Tivesse orientação, menos bajuladores e gente séria à sua volta para dizer o que ele precisa, menos o que ele gosta, não estaria colocando o futuro da cidade nas mãos de militantes comunistas que nunca assinaram um projeto, e que são especialistas na criação de dificuldades para vender facilidades, fingindo não conhecer a lógica capitalista. Parasitas que não encontram abrigo na iniciativa privada.
 
Fosse um homem de bem, Kalil
teria a humildade de não compactuar com dezenas de absurdos que este Plano impõe aos munícipes, começando pelo confisco de coeficiente, eliminação de garagens, venda de outorgas e mentiras sinceras para agradar eleitores incautos.
 
Que nesta tarde de quarta feira 5 de junho, os vereadores de BH tenham juízo, sensatez, autonomia e compreendam que o futuro da cidade está em jogo.
Mandatos passam, decisões ficam e podem ter consequências imprevisíveis na vida de milhões de pessoas…
Digam NÃO AO PLANO DIRETOR!
 
jaribeirobh@gmail.com – WhatsApp 31-99953-7945 

2 comentários em “E se o prefeito tivesse juízo?

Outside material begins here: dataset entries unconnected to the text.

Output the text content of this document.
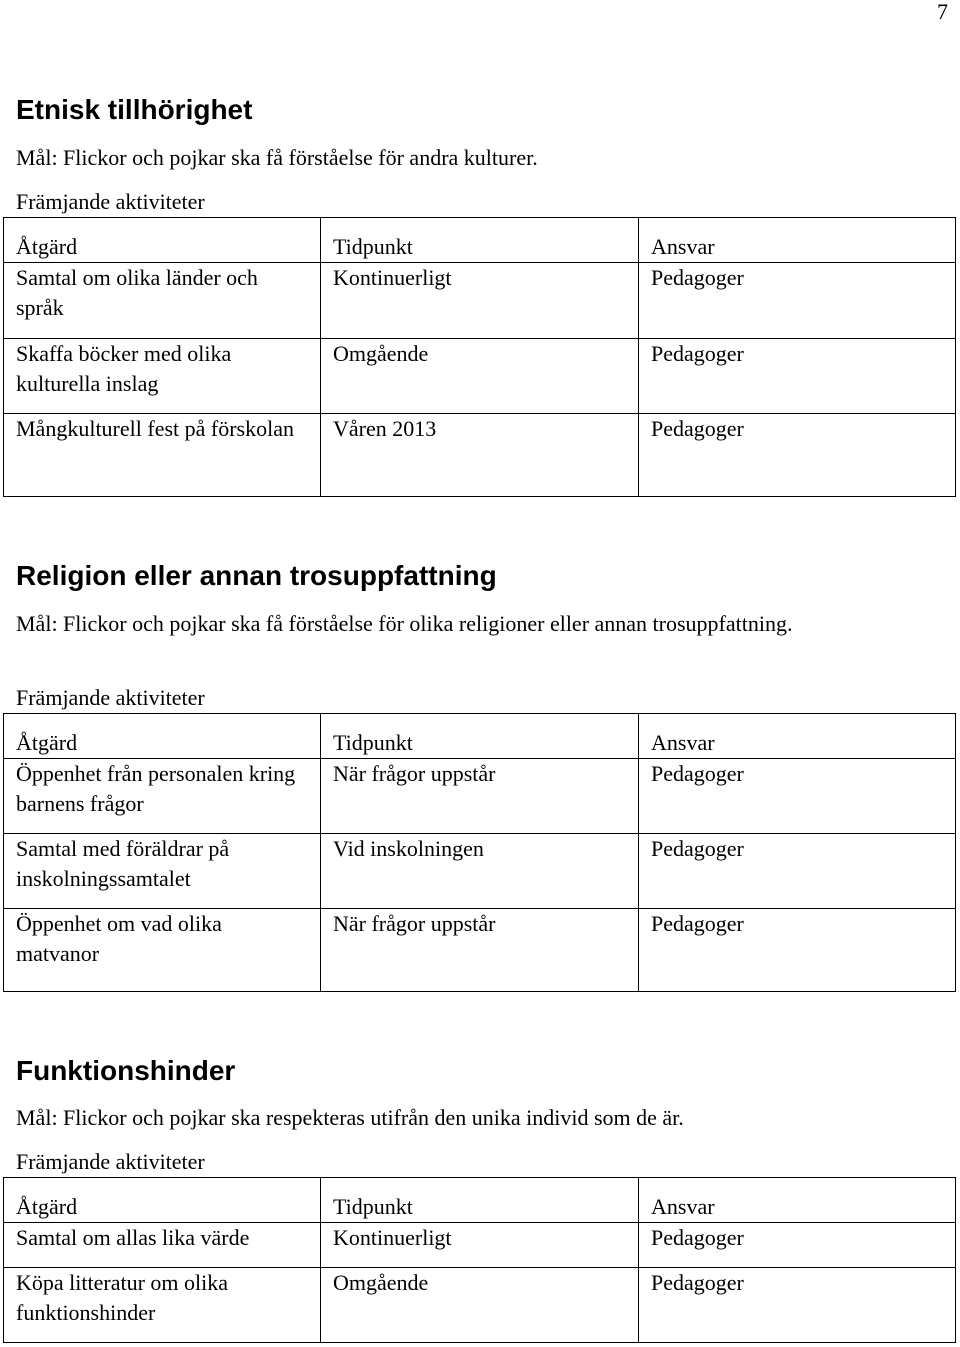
7
Etnisk tillhörighet
Mål: Flickor och pojkar ska få förståelse för andra kulturer.
Främjande aktiviteter
Åtgärd	Tidpunkt	Ansvar
Samtal om olika länder och språk	Kontinuerligt	Pedagoger
Skaffa böcker med olika kulturella inslag	Omgående	Pedagoger
Mångkulturell fest på förskolan	Våren 2013	Pedagoger
Religion eller annan trosuppfattning
Mål: Flickor och pojkar ska få förståelse för olika religioner eller annan trosuppfattning.
Främjande aktiviteter
Åtgärd	Tidpunkt	Ansvar
Öppenhet från personalen kring barnens frågor	När frågor uppstår	Pedagoger
Samtal med föräldrar på inskolningssamtalet	Vid inskolningen	Pedagoger
Öppenhet om vad olika matvanor	När frågor uppstår	Pedagoger
Funktionshinder
Mål: Flickor och pojkar ska respekteras utifrån den unika individ som de är.
Främjande aktiviteter
Åtgärd	Tidpunkt	Ansvar
Samtal om allas lika värde	Kontinuerligt	Pedagoger
Köpa litteratur om olika funktionshinder	Omgående	Pedagoger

  1. Excelebte o seu texto!Na verdade impecável!
    Inelizmente o prefeito não soube ser ponderado.e nem consciente!Pecou em todos os pontos colocados por você!
    Pode ter certeza que se este plano Diretor for aprovado
    ele nem precisa pensar em reeleição e daremos adeus a vários vereadores!
    Cada um colhe o que planta!!

  2. Estamos numa entressafra de grandes estadistas e de bons parlamentares, salvo raras e honrosas exceções. Nestas circunstâncias, acho que suas expectativas excedem o contexto político-administrativo vigente neste país. Por falar em Conferências, Conselhos, Seminários, reuniões de Orçamento Participativo e que tais, passei hoje quarta-feira defronte a CMBH. Fiquei pasmo com a multidão de militantes de movimentos sociais bandeiras em punho, POBRES inocentes úteis defendendo o polêmico Plano Diretor, convencidos de que ele irá resolver as mazelas da desigualdade social, causada em grande parte pela estagnação de um dos setores que por certo, emprega grande parte daqueles militantes e que será duramente afetada pelos efeitos econômicos do PD ora em tramitação na CMBH: A CONSTRUÇÃO CIVIL.